Anthony Nelson Jr and Johnny Lee Chapman III: E=mc^2
120 S Wilmington Street, Suite 105
A lyric video with light-based dance and poetry. Subject matter will include energy, motion, and body chemistry; and, the choreography will serve as a visual representation of these themes with the incorporation of various lighting effects.
Lincoln Hancock: All the Stars in the Sky for 100 Nights
120 S Wilmington Street, Suite 103
About 2500 stars are visible on a clear night to the unaided eye. I’ve been thinking about this figure as a poetic denominator in a grim equation — a way to begin to comprehend a quarter-million lives lost to COVID-19 in this country alone. This installation tries to do the math, but it’s also about the inability of a number to account for the human toll. Plato thought every soul had a companion star… even if we count every one of them for a hundred nights over, what can we know about what we’ve lost?
Andrew Preiss: Advent Star
118 S Person Street
Metal sculpture built with steel conduit.
Glas: Esse Quam Videri
23 W Hargett Street
Neon sign displaying North Carolina’s state motto. Translated from Latin, Esse Quam Videri means “To be rather than to seem.”
510 W Martin Street
Raleigh Union Station
Glas: Three Necessities: Bright Thoughts that Lead Us
409 W Martin Street
Three neon signs promoting positivity, hope, and kindness.
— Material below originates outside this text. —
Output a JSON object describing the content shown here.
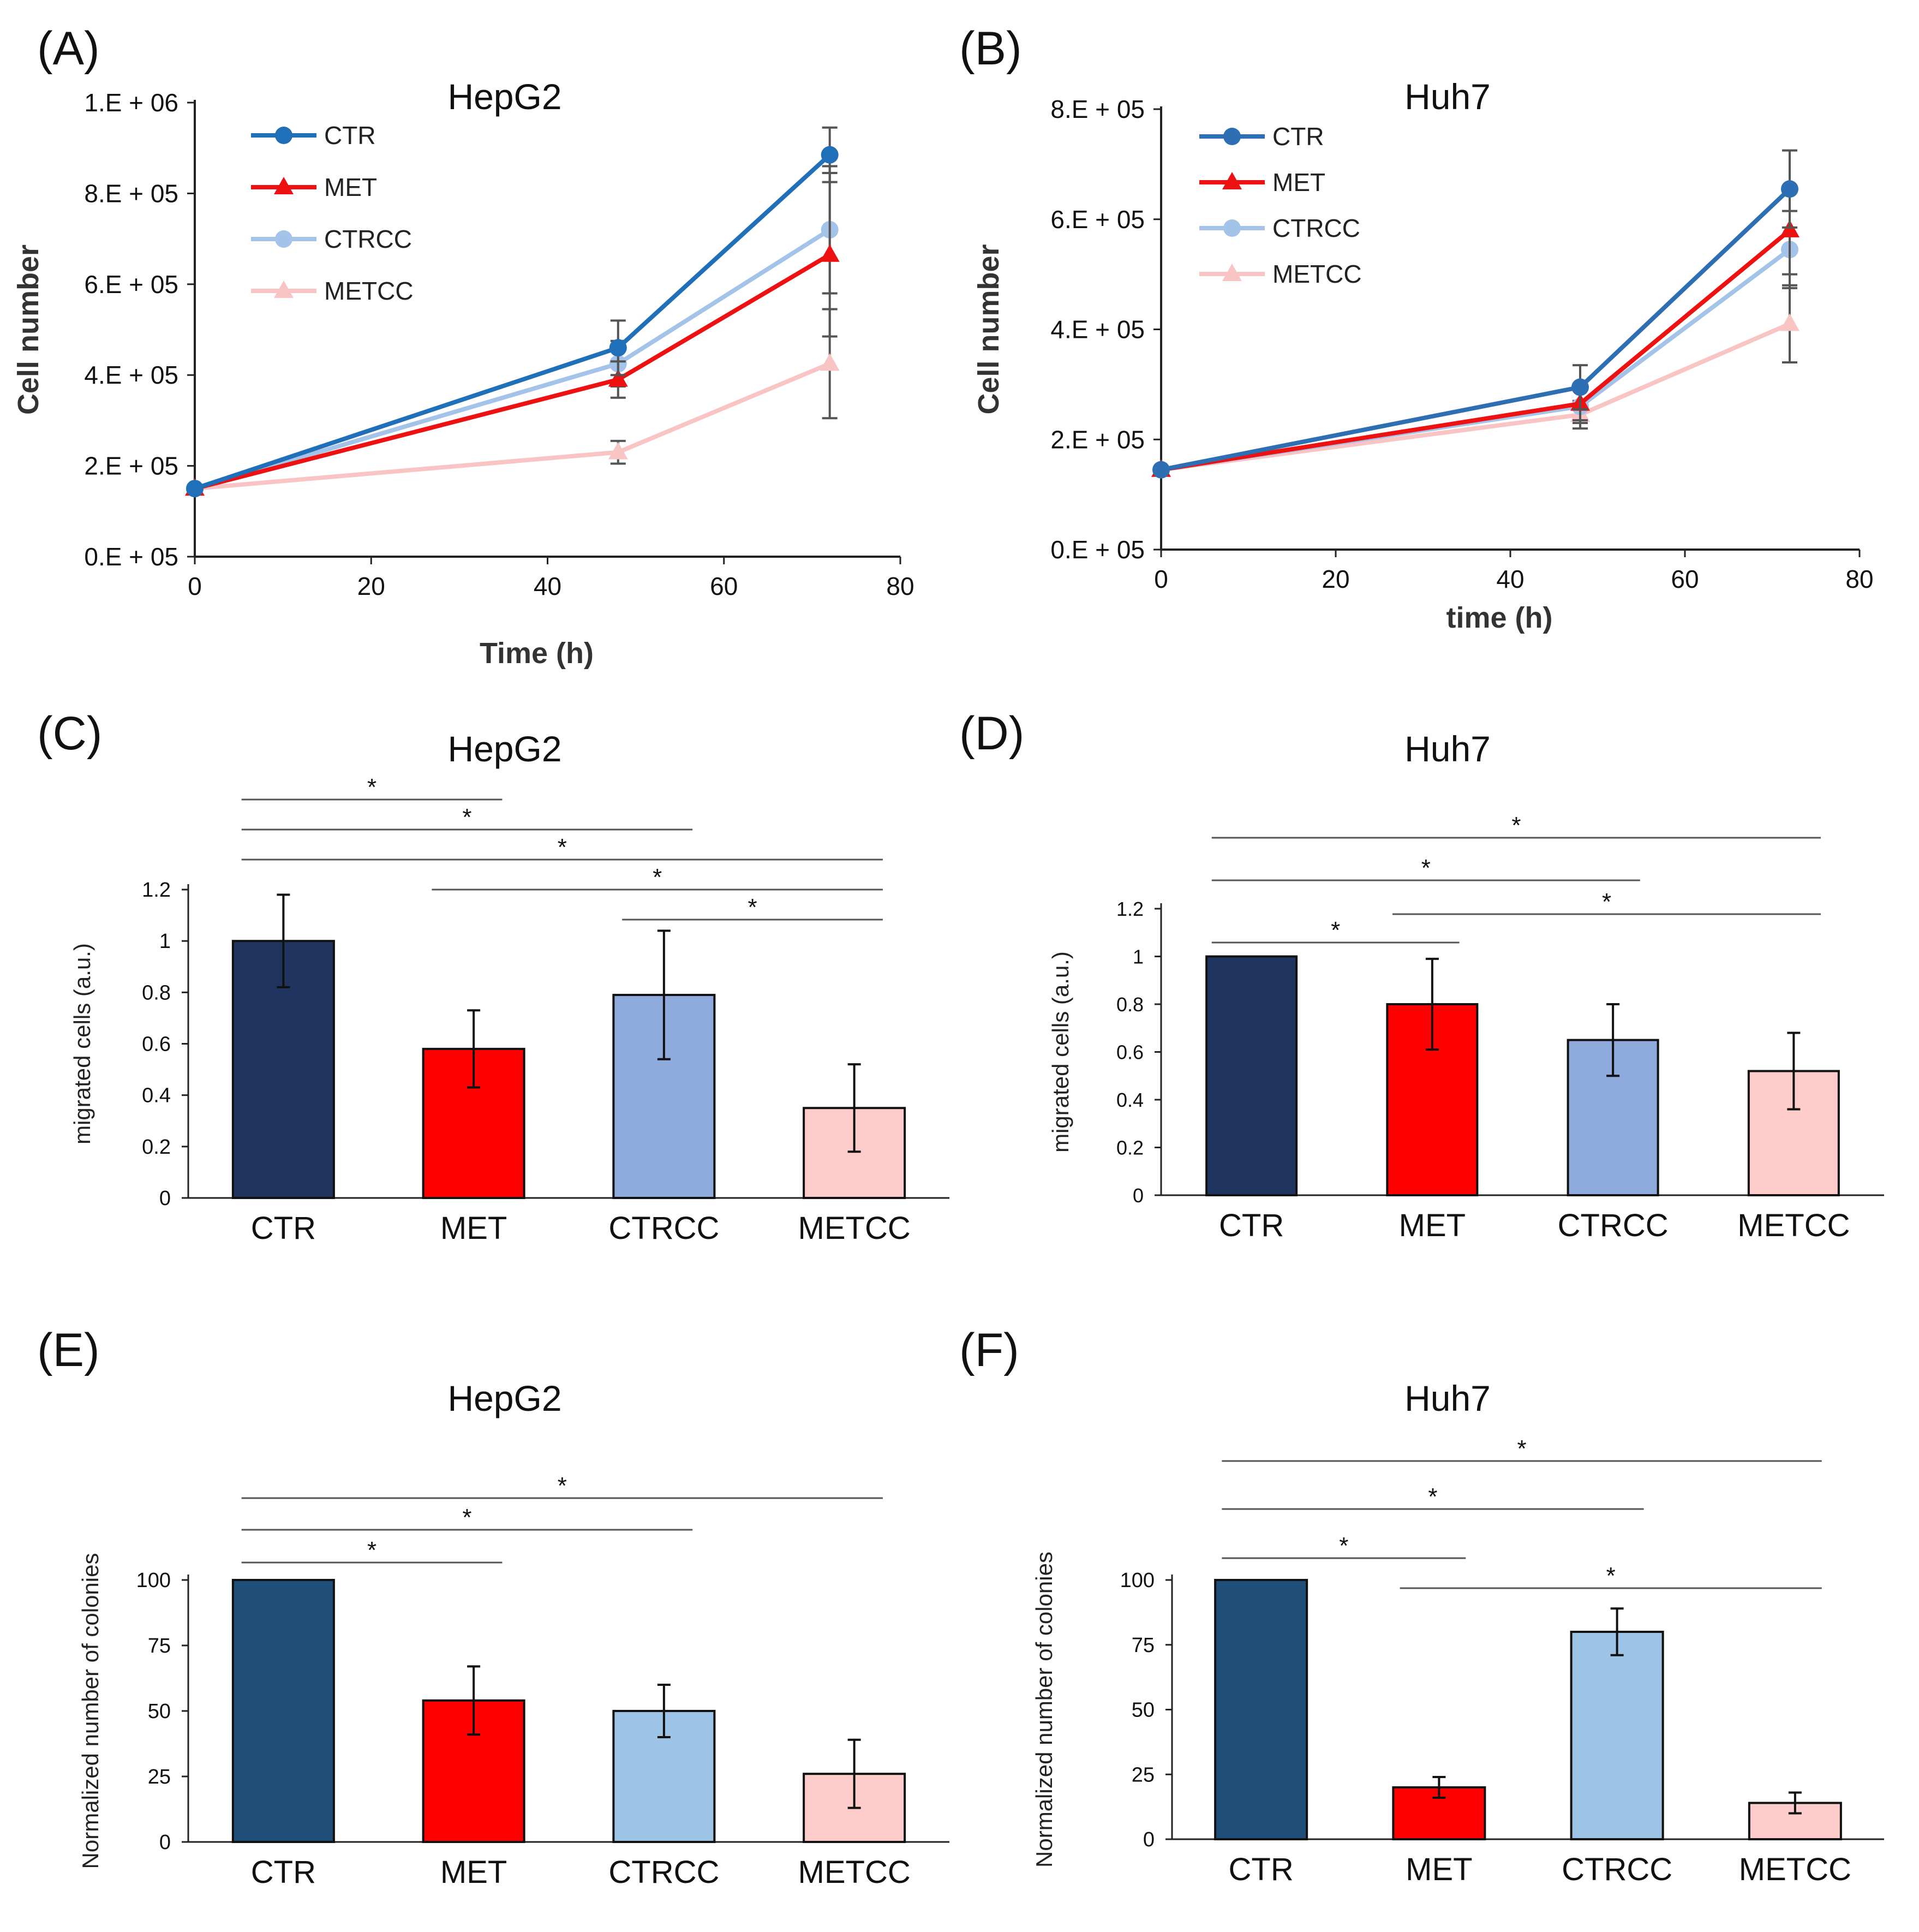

Hank Willis Thomas: LOVERULES
302 S West Street
Father & Sons Antiques
The neon sign’s six-foot-tall letters blink a sequence of words — LOVE, OVER, RULES.
Danielle James: Swan Dive
309 W Martin Street
Danielle James was inspired to create this piece following a conversation with the owners of High Tide Salon. Having short hair, Danielle is always amazed by people who have long flowing locks, let alone style them. This design takes into consideration the modern aesthetic of the interior space while slightly nodding to an art deco and nautical inspiration.
124 E Martin Street
Large rolling letter display with neon features.
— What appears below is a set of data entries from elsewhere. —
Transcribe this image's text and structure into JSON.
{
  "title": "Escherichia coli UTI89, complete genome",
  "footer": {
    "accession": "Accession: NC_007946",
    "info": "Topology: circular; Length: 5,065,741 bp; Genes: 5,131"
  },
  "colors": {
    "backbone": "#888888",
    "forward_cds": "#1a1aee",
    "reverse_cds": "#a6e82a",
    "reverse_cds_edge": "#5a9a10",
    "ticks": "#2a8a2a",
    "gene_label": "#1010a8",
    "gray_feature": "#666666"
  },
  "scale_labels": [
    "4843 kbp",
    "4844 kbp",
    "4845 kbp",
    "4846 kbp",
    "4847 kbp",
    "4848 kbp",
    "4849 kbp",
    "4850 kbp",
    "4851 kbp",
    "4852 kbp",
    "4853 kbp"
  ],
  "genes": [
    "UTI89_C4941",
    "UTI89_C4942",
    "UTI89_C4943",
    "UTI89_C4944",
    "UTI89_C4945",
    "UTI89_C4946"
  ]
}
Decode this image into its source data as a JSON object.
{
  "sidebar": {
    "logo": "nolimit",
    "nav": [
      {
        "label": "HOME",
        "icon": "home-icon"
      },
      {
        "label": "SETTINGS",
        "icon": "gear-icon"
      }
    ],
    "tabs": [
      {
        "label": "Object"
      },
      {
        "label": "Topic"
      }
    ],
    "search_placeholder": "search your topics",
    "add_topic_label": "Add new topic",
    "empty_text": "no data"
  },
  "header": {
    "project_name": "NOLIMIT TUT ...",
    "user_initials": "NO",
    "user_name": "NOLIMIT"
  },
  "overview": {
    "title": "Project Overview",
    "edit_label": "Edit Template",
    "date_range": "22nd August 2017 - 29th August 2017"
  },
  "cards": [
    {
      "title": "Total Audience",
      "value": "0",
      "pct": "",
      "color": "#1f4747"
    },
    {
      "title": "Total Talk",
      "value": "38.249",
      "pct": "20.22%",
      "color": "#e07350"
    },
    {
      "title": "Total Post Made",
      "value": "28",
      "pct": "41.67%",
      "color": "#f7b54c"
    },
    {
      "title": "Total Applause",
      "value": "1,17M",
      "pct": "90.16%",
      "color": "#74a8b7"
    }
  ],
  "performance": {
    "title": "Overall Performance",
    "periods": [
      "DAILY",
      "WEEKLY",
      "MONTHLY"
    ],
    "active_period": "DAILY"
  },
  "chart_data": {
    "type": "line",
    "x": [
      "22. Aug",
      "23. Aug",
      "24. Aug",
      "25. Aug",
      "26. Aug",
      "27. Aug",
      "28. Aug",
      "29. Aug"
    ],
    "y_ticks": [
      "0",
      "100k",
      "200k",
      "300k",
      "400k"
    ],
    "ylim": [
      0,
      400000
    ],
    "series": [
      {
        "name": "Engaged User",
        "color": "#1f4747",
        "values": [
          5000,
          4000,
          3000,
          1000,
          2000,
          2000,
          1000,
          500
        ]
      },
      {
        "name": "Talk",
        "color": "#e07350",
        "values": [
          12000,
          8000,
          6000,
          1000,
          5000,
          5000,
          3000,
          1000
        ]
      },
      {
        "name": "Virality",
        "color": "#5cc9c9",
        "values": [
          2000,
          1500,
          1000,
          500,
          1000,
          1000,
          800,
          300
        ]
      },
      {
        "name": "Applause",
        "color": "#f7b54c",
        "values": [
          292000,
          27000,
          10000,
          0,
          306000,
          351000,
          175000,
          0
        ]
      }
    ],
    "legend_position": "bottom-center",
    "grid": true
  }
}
Matt McConnell: Evolution Field
301 Fayetteville Street
Evolution Field is a triple layer moiré wall that blends color and light in visual waves reminiscent of galaxy forms. The work is meant to reflect on the complexity of layering energy and relationships, which shifts with only the slightest change.
Katie Stewart: Rainglow
401 Fayetteville Street
“The way I see it, if you want the rainbow, you gotta put up with the rain.” – Dolly Parton
This installation explores accepting life’s challenges, dependent upon the assumption that something better awaits us on the other side. It’s the anticipation of something unattainable – the idea of a perfect explosion of happiness. A glowing rainbow explosion. This pandemic will not last forever. We can emerge from this storm to see the rainbow, stepping over the broken parts of us left along the way. It represents the pursuit of an impossible ideal but one we must cling to in order to keep going.
Brian Brush: SONARC
2 E South Street
Duke Energy Center
SONARC is made of 1,000 plexiglass tubes and 600 LED lights hung in a semicircle frame meant to represent open arms welcoming guests to the Duke Energy Center for the Performing Arts. Individuals can interact with the sculpture by singing into a microphone causing Sonarc to emit patterns and different colors of light based on the pitch.